Suppose that the number of drivers who travel between a particular origin and destination during a designated time period has a Poisson distribution with parameter μ = 20 (suggested in the article "Dynamic Ride Sharing: Theory and Practice"†). (Round your answer to three decimal places.) (a) What is the probability that the number of drivers will be at most 18?

The number of drivers who travel between a particular origin and destination during a designated time period has a Poisson distribution with parameter μ = 20.

The Poisson distribution is the discrete probability distribution of the number of events occurring in a given time period, given the average number of times the event occurs over that time period.
The variance of Poisson distribution is equal to the mean of Poisson distribution.

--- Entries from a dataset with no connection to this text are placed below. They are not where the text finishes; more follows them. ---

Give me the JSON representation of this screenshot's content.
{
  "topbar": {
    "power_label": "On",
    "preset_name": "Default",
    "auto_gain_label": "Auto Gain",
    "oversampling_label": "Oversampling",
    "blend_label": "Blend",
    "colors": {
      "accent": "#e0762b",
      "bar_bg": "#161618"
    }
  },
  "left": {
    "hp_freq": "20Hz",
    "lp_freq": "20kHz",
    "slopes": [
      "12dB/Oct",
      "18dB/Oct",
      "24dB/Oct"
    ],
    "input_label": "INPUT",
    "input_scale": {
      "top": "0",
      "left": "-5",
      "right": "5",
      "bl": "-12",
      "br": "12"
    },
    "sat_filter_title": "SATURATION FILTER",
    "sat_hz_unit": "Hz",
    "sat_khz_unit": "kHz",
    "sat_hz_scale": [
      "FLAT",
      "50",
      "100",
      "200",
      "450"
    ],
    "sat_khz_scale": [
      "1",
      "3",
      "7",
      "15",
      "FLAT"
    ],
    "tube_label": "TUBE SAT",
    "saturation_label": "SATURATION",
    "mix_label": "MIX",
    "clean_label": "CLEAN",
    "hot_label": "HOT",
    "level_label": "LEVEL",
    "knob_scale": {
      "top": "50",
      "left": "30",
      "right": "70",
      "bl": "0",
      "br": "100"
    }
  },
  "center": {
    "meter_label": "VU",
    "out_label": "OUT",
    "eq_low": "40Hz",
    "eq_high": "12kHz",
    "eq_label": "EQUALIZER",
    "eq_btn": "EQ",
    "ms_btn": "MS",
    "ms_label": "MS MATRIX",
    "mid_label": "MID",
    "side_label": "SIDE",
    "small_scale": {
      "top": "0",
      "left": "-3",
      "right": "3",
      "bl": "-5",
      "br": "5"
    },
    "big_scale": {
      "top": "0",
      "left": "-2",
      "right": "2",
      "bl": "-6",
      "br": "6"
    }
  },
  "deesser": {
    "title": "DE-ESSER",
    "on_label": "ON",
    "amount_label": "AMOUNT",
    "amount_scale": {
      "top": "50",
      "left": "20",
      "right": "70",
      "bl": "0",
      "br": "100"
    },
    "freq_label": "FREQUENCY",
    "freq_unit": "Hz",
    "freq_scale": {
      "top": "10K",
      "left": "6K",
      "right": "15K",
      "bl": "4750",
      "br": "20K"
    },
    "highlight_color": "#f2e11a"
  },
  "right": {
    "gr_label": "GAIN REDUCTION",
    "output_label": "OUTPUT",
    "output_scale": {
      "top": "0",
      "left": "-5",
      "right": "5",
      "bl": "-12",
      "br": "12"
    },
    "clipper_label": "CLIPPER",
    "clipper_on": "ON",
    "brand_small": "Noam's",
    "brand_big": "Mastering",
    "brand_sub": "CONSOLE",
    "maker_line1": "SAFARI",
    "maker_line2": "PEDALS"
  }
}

a) P(number of drivers will be at most 18)

Formula:

[tex]P(X =k) = \displaystyle\frac{\mu^k e^{-\mu}}{k!}\\\\ \mu \text{ is the mean of the distribution}[/tex]

[tex]P( x \leq 18) =P(x=0) + P(x =1) + P(x = 2) + ... + P(x = 18)\\\\= \displaystyle\frac{20^0 e^{-20}}{0!} + \displaystyle\frac{20^1 e^{-20}}{1!} +...+ \displaystyle\frac{20^{18} e^{-20}}{18!}\\\\ = 0.381[/tex]

Thus, 0.381 is the probability that the number of drivers will be at most 18.